Many of the rural scenes, and particularly the panoramic landscape shots, might have been inspired by watercolours painted by Ravilious in the 1930s. One lingering image shows fields sloping downhill, striped by plough or roller, like the fields in 'Mount Caburn'. Another features a pale but incandescent sun rising over misty hills, and another a train steaming across a landscape dominated by the white horse of Westbury.
This is followed by a shot of the interior of the train, in which the white horse appears framed by the window. Perhaps this is coincidence - after all, anyone who has travelled from London to the south-west via Castle Cary will have seen the same image - but I can't imagine there's a Rav fan who didn't immediately think of 'Train Landscape'.
Eric Ravilious, Mount Caburn (DACS/Artist's estate) |
Anyway, painting was in my mind as I started watching the show for a reason. By chance I had come across an article on the website of Broadcast magazine, in which director Susanna White talked about how she put together the battlefield scenes which I suspect will dominate the remaining episodes. Anyone who tries to dramatize the Western Front is going to be aware of all the films and TV series that have gone before, and at the moment the success of 'War Horse' must weigh particularly heavy.
Ms White says as much in the Broadcast piece, 'Tom [Stoppard, screenwriter] and I had visited the set of Steven Spielberg’s War Horse, trenches stretching as far as the eye could see, wide enough to gallop a horse down. How could we compete? We took the opposite approach and drew on documentary photographs to come up with narrow channels through mud walls, only just wide enough for two men to squeeze past each other.'
Paul Nash, Wire, 1918 (IWM) |
To create this non-'War Horse' vision of the Western Front, meanwhile, the director turned to another of my favourite artists:
Paul Nash, Landscape Hill 60, 1918 (IWM) |
'We pared it right back – few duckboards, few sandbags, opting instead for organic curves of pure mud with bare shattered trees, like the spare landscapes in paintings by Paul Nash. One shot of the battlefield at night is a direct quote from a Nash painting, brought to life with moving flares and explosions.'
Is it unusual for a film-maker to seek inspiration in paintings? I don't know. But Nash was there, in the front lines, and he recorded what he saw in an extraordinary series of sketches and paintings. You can see a lot of them on the website of the Imperial War Museum, and they're as fresh and chilling as they were when he exhibited them in 1917/18. He made his first sketches as an infantry officer training with his men in preparation for the Battle of Passchendaele, and he was only able to exhibit them because he fell into a trench one night, broke a rib and was invalided home.

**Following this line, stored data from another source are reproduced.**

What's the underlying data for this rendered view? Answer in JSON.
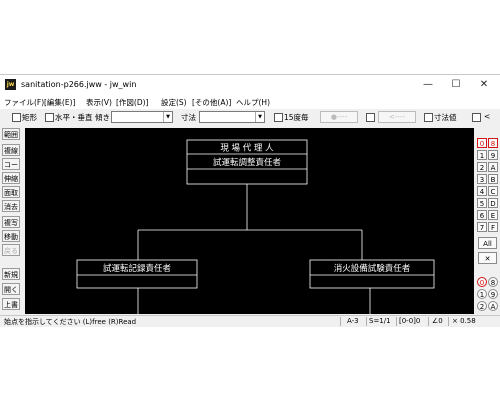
{
  "window": {
    "title": "sanitation-p266.jww - jw_win",
    "app_icon": "jw",
    "controls": {
      "minimize": "—",
      "maximize": "☐",
      "close": "✕"
    }
  },
  "menu": [
    "ファイル(F)",
    "[編集(E)]",
    "表示(V)",
    "[作図(D)]",
    "設定(S)",
    "[その他(A)]",
    "ヘルプ(H)"
  ],
  "toolbar": {
    "rect_label": "矩形",
    "hv_label": "水平・垂直",
    "slope_label": "傾き",
    "size_label": "寸法",
    "deg15_label": "15度毎",
    "arrow_left": "<----",
    "dim_value_label": "寸法値",
    "lt_label": "<",
    "dot_label": "●----"
  },
  "left_buttons": [
    "範囲",
    "複線",
    "コーナー",
    "伸縮",
    "面取",
    "消去",
    "複写",
    "移動",
    "戻る",
    "新規",
    "開く",
    "上書"
  ],
  "right_buttons": {
    "col1": [
      "0",
      "1",
      "2",
      "3",
      "4",
      "5",
      "6",
      "7"
    ],
    "col2": [
      "8",
      "9",
      "A",
      "B",
      "C",
      "D",
      "E",
      "F"
    ],
    "all": "All",
    "cross": "✕",
    "circ_col1": [
      "0",
      "1",
      "2"
    ],
    "circ_col2": [
      "8",
      "9",
      "A"
    ]
  },
  "drawing": {
    "top_box": {
      "title": "現 場 代 理 人",
      "sub": "試運転調整責任者"
    },
    "left_box": {
      "title": "試運転記録責任者"
    },
    "right_box": {
      "title": "消火設備試験責任者"
    }
  },
  "status": {
    "message": "始点を指示してください (L)free (R)Read",
    "layer": "A-3",
    "scale": "S=1/1",
    "group": "[0-0]0",
    "angle": "∠0",
    "zoom": "× 0.58"
  }
}
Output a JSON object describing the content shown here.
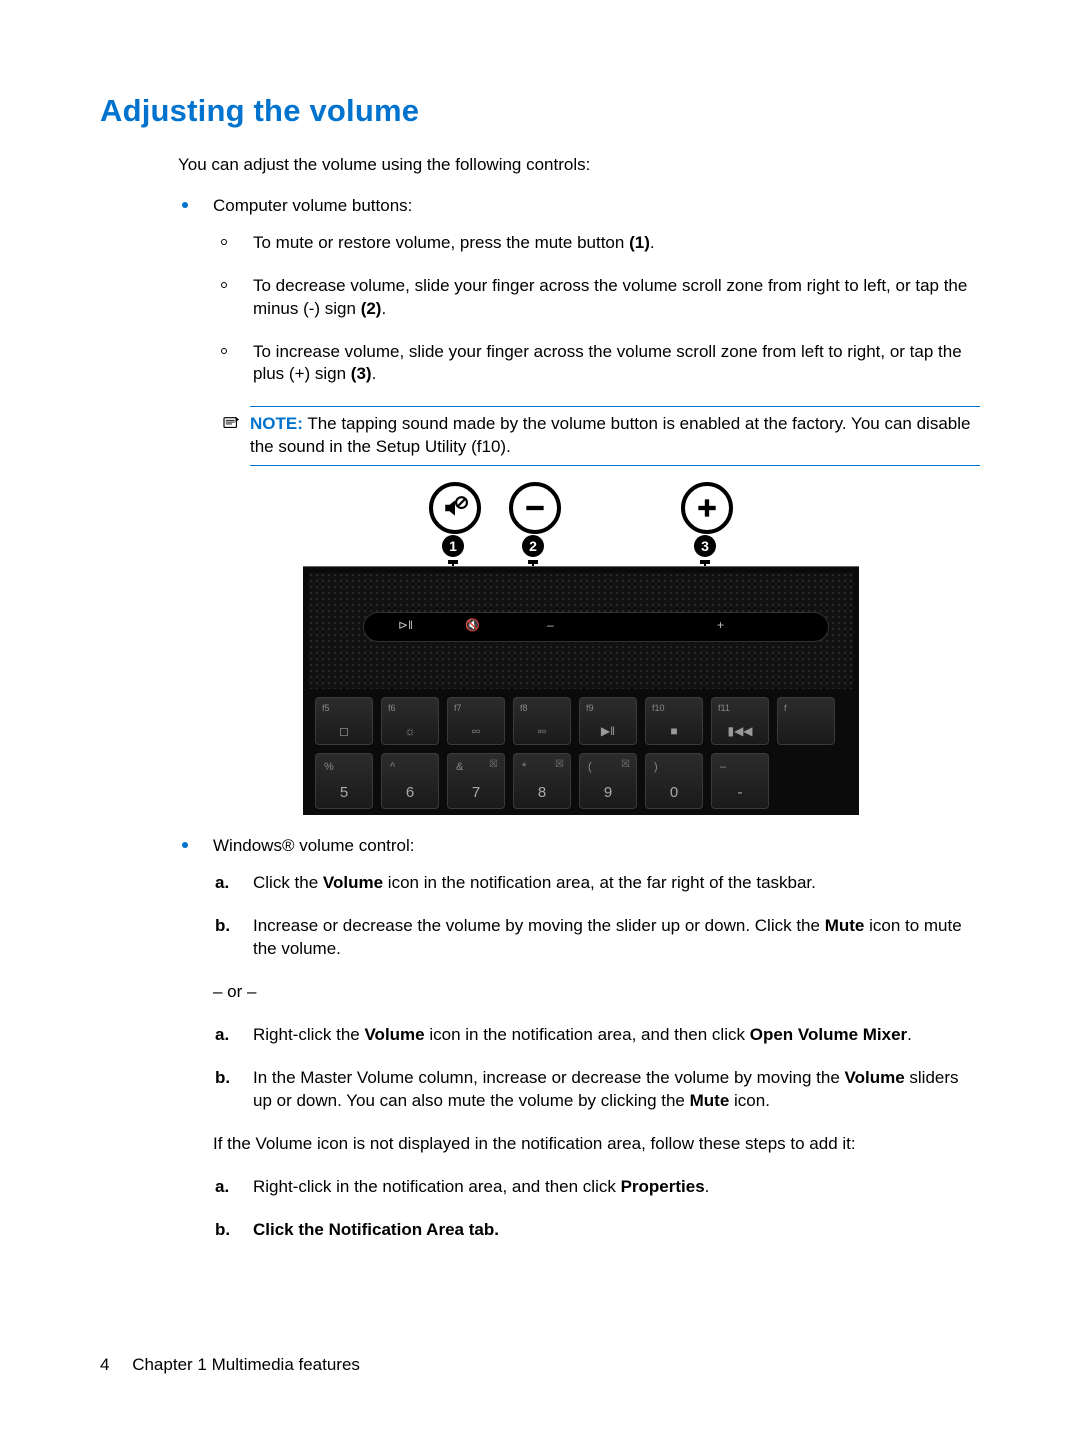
{
  "title": "Adjusting the volume",
  "intro": "You can adjust the volume using the following controls:",
  "bullet1": {
    "lead": "Computer volume buttons:",
    "subs": {
      "a": "To mute or restore volume, press the mute button ",
      "a_ref": "(1)",
      "a_tail": ".",
      "b": "To decrease volume, slide your finger across the volume scroll zone from right to left, or tap the minus (-) sign ",
      "b_ref": "(2)",
      "b_tail": ".",
      "c": "To increase volume, slide your finger across the volume scroll zone from left to right, or tap the plus (+) sign ",
      "c_ref": "(3)",
      "c_tail": "."
    },
    "note_label": "NOTE:",
    "note_text": "The tapping sound made by the volume button is enabled at the factory. You can disable the sound in the Setup Utility (f10)."
  },
  "figure": {
    "badges": [
      "1",
      "2",
      "3"
    ],
    "fkeys": [
      {
        "top": "f5",
        "sub": "◻"
      },
      {
        "top": "f6",
        "sub": "☼"
      },
      {
        "top": "f7",
        "sub": "▫▫"
      },
      {
        "top": "f8",
        "sub": "▫▫"
      },
      {
        "top": "f9",
        "sub": "▶‖"
      },
      {
        "top": "f10",
        "sub": "■"
      },
      {
        "top": "f11",
        "sub": "▮◀◀"
      },
      {
        "top": "f",
        "sub": ""
      }
    ],
    "numkeys": [
      {
        "top": "%",
        "sub": "5",
        "tr": ""
      },
      {
        "top": "^",
        "sub": "6",
        "tr": ""
      },
      {
        "top": "&",
        "sub": "7",
        "tr": "☒"
      },
      {
        "top": "*",
        "sub": "8",
        "tr": "☒"
      },
      {
        "top": "(",
        "sub": "9",
        "tr": "☒"
      },
      {
        "top": ")",
        "sub": "0",
        "tr": ""
      },
      {
        "top": "–",
        "sub": "-",
        "tr": ""
      }
    ],
    "strip_marks": {
      "left": "⊳‖",
      "mute": "🔇",
      "minus": "–",
      "plus": "+"
    }
  },
  "bullet2": {
    "lead": "Windows® volume control:",
    "first": {
      "a_pre": "Click the ",
      "a_b1": "Volume",
      "a_post": " icon in the notification area, at the far right of the taskbar.",
      "b_pre": "Increase or decrease the volume by moving the slider up or down. Click the ",
      "b_b1": "Mute",
      "b_post": " icon to mute the volume."
    },
    "or": "– or –",
    "second": {
      "a_pre": "Right-click the ",
      "a_b1": "Volume",
      "a_mid": " icon in the notification area, and then click ",
      "a_b2": "Open Volume Mixer",
      "a_post": ".",
      "b_pre": "In the Master Volume column, increase or decrease the volume by moving the ",
      "b_b1": "Volume",
      "b_mid": " sliders up or down. You can also mute the volume by clicking the ",
      "b_b2": "Mute",
      "b_post": " icon."
    },
    "follow": "If the Volume icon is not displayed in the notification area, follow these steps to add it:",
    "third": {
      "a_pre": "Right-click in the notification area, and then click ",
      "a_b1": "Properties",
      "a_post": ".",
      "b_pre": "Click the ",
      "b_b1": "Notification Area",
      "b_post": " tab."
    }
  },
  "footer": {
    "page": "4",
    "chapter": "Chapter 1   Multimedia features"
  }
}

A great deal of cajoling then brought him a commission as a war artist, and he was able to return in the autumn to record the latter stages of the battle. These pictures, which he showed in the spring of 1918, were widely acknowledged as the most authentic vision of the life on the Western Front.
Paul Nash, Sunset: Ruin of the Hospice, Wytschaete, 1917 (IWM) |
Herbert Read, a serving soldier who would become one of the most influential critics of his time, felt that Nash ‘could convey, as no other artist, the phantasmagoric atmosphere of No Man’s Land.’
I'm looking forward to seeing what Susanna White conjures from Nash's vision. Christopher Tietjens seems like the kind of honourable, sensitive man for whom the trenches will prove hellish but easier to cope with than Society.